Dangote also used the occasion to showcase some of the CNG-powered trucks currently loading petrol from the refinery, emphasising that the company will successfully deploy all 4,000 trucks across the country soon.

He dismissed fears of potential attacks on the drivers or the trucks, stressing that Nigeria is a country governed by the rule of law and that security agencies are fully empowered to protect its citizens and infrastructure.

The Dangote Group chairman clarified that while the company respects trade unions, membership should be  a personal choice for individuals.

He reaffirmed his commitment to Nigeria’s industrialisation, describing it as essential for the continent’s development.

Emphasising the importance of protecting its local industries and discourage the dumping of cheap foreign goods, Dangote eciting the collapse of the once-thriving textile sector as a cautionary example.
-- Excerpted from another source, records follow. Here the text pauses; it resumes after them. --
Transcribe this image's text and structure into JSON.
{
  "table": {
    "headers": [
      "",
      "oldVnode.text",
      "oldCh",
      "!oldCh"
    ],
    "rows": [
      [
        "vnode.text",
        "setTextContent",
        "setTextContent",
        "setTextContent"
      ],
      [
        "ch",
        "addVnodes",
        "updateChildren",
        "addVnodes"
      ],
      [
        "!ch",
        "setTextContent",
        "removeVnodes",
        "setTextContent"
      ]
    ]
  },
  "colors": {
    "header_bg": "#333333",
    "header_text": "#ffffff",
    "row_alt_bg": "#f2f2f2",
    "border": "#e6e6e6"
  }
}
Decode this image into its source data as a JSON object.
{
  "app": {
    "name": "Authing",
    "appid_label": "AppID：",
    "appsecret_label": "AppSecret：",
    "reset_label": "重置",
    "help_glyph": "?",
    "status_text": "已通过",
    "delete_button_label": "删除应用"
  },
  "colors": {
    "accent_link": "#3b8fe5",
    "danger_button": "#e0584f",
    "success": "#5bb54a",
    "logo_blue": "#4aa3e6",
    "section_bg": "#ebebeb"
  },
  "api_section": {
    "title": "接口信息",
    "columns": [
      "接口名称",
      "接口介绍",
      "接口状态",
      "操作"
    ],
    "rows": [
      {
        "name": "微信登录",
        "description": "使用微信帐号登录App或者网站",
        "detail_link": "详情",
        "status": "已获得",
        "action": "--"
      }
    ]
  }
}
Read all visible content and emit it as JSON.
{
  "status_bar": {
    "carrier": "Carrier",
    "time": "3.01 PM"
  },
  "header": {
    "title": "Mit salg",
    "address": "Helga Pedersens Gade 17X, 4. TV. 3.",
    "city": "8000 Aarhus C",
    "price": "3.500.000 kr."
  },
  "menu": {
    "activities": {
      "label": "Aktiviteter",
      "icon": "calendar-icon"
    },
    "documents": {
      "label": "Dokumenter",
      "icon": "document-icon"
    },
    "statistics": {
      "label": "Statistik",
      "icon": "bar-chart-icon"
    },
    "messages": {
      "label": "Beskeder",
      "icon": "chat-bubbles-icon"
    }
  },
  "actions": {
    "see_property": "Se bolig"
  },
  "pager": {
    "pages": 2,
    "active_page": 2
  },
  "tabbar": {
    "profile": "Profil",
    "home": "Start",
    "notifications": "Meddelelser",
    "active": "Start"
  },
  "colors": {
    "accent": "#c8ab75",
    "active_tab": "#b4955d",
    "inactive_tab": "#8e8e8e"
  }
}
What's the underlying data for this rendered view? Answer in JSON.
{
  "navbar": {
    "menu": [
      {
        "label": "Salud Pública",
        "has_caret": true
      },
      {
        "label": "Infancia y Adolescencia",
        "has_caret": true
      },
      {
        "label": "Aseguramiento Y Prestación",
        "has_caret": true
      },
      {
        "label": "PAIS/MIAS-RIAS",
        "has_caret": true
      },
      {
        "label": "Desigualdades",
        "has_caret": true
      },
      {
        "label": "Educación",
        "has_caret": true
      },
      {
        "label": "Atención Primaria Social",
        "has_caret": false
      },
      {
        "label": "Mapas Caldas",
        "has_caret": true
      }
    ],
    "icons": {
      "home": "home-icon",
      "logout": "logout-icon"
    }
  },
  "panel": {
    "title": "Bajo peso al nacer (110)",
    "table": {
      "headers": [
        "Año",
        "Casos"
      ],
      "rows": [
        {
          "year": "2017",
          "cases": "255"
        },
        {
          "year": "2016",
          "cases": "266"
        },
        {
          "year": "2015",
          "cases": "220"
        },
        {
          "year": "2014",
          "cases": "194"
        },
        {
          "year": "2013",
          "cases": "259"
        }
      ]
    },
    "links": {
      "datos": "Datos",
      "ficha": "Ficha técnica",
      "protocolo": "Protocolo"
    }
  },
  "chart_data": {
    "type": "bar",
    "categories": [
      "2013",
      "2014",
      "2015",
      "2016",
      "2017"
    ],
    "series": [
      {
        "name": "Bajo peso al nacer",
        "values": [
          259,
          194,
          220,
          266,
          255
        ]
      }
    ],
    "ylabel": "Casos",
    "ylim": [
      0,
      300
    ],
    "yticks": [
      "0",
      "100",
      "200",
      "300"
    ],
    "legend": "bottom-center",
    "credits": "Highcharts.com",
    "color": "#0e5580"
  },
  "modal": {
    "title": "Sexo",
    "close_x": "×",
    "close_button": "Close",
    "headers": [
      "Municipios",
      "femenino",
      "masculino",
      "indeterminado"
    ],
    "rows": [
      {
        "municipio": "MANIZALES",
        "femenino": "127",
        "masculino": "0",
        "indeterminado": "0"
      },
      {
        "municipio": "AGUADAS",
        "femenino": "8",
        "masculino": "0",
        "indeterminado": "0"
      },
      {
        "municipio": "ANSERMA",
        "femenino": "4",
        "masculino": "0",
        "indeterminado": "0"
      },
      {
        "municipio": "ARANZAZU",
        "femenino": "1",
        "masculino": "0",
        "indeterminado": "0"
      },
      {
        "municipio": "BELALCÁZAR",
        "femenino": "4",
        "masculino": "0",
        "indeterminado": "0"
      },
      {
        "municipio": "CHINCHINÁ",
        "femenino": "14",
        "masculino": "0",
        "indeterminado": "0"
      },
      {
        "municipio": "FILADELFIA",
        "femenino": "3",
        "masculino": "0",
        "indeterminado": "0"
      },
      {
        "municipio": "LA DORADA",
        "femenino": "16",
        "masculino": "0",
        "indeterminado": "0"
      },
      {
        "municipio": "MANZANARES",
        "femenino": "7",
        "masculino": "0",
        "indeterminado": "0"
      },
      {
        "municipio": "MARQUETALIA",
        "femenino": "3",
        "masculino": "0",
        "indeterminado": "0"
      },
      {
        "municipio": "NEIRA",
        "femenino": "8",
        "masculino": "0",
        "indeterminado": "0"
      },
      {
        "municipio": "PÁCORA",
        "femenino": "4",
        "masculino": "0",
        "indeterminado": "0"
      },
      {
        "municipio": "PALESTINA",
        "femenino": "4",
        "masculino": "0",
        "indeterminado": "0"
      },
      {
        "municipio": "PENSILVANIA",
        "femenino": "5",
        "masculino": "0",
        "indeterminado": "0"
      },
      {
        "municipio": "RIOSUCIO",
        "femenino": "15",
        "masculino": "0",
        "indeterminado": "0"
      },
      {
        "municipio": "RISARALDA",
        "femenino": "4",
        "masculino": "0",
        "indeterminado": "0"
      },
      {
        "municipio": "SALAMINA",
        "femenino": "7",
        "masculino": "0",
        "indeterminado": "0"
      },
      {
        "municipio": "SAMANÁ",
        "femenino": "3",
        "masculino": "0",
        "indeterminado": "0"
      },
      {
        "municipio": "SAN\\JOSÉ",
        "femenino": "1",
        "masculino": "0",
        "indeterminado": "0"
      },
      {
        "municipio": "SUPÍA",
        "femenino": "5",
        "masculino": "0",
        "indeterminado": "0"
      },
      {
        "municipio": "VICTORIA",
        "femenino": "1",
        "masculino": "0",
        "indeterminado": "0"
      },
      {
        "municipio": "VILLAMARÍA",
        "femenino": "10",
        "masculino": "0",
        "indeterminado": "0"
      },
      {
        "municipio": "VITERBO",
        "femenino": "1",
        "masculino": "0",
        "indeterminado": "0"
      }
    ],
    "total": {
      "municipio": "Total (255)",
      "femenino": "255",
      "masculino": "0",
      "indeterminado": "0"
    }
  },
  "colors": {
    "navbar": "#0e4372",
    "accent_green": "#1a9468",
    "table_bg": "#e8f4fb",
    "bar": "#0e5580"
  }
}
He noted that Nigeria’s path to sustainable economic growth lies in industrialisation, which not only boosts local productivity but also supports a circular economy.

Dangote said: “Other nations were not industrialised by outsiders. We must build and industrialise our own economies. Without this, how can others invest? That is why I believe the National Assembly should enact legislation to support the Federal Government’s ‘Nigeria First’ policy.

“My goal is to see Africa prosper, as we have the fastest-growing population in the world. Relying on imports means exporting jobs and importing poverty. Many individuals with greater financial resources than myself want to invest, but the challenges we face discourage them. Numerous sectors are still in urgent need of industrialization.”